Sufjan Steven’s struggle with Christianity is no secret. Religion is a theme that permeates every inch of his music – implicitly or otherwise. Bouts of revelation are tinged with a dark underside of death, melancholy, and broken souls. I’m personally not a religious man, but seeing Sufjan perform was a transcendent and holy experience. Every aspect of the show was cloaked in iconography; from the video displays set up subversively like stained glass windows depicting the stories of his life, to the roving beams of white light illuminating Sufjan and the masses witnessing his sermon. To step into QPAC was to step into St Peters Basilica.
The performance centred on the narrative of his latest record, Carrie & Lowell; a story of life and death, and the love he shared with his mother & father. Opening with ‘Death With Dignity’, Sufjan brought the crowd immediately into the painful headspace of the record. He was a strange figure on stage: a man clad in black (wearing a death metal tee), with a green trucker cap tucked into the back of his jeans. Of course, his musical ability was astounding – he bounced from one instrument to the next with ease and comfort. And the live renditions of typically bare tracks like ‘All of Me Wants All of You’ were brought to life in unexpected and inexplicable ways.
The key moment of the show was the ending to ‘Fourth of July’ – a particularly morbid track about the death of his mother. The final lyrics of the song – “we’re all gonna die” – repeated for what felt like an exhausting 30 minutes, as the band and Sufjan built the coda into an angry, passionate rage. It was impossible to not feel incredibly insignificant whilst Sufjan screamed “we’re all gonna die” with such purpose that one would believe death would come when the song ended.

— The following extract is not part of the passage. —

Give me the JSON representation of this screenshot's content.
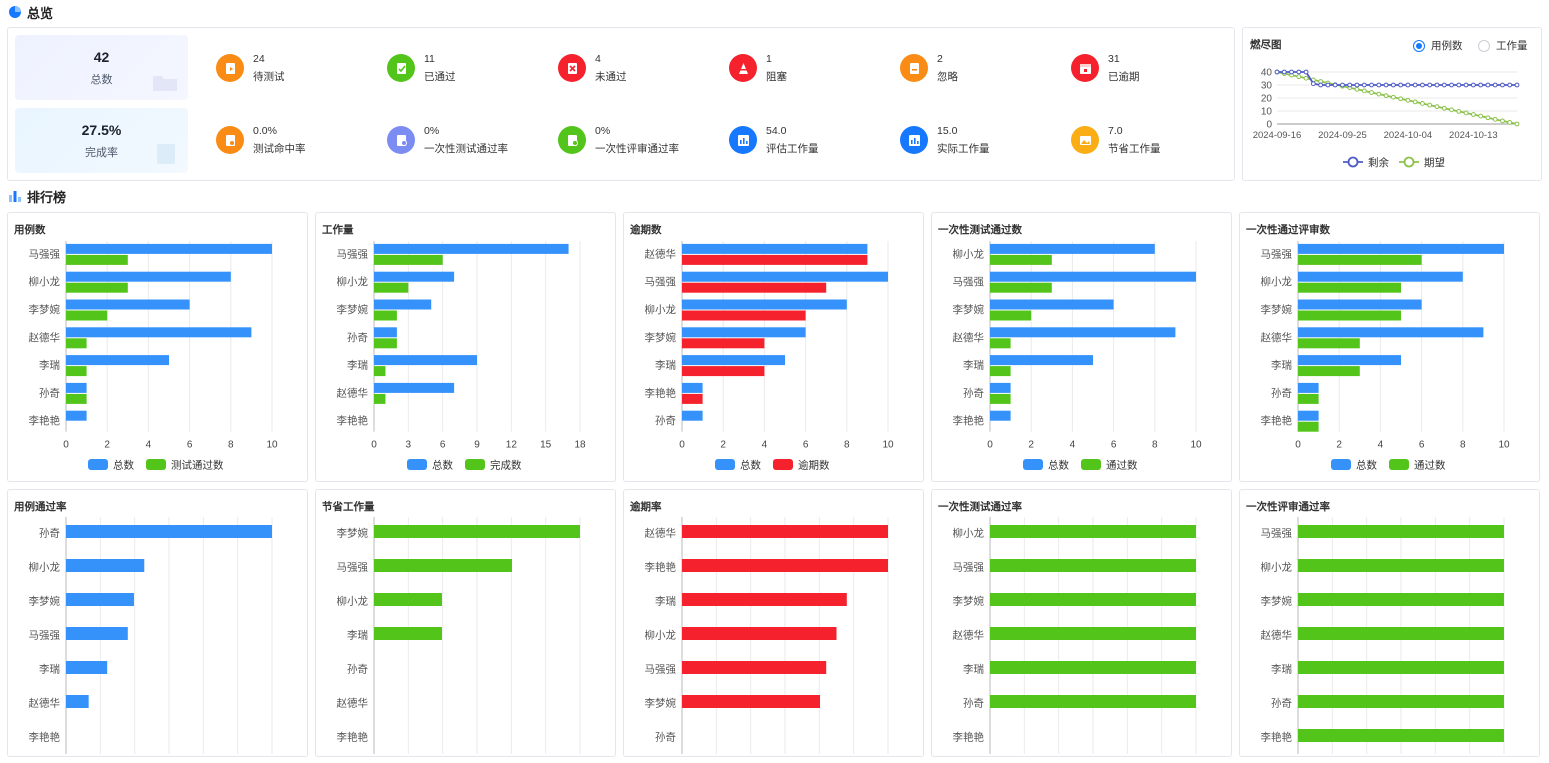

The encore took on a more relaxed vibe. Sufjan changed out of his black outfit into an orange tee and flowing parachute pants to perform an acoustic set with the band around one microphone. Here Sufjan delved into his archive of beautiful songs, closing with the famous ‘Chicago’ and joined with the support of the beautiful and talented Australian singer Ngaiire.
Most importantly, Sufjan gave it everything he had – at one point wiping away tears in remembrance of his parents. To bare oneself so painfully in front of an audience should be commended. How he does this night after night I will never understand.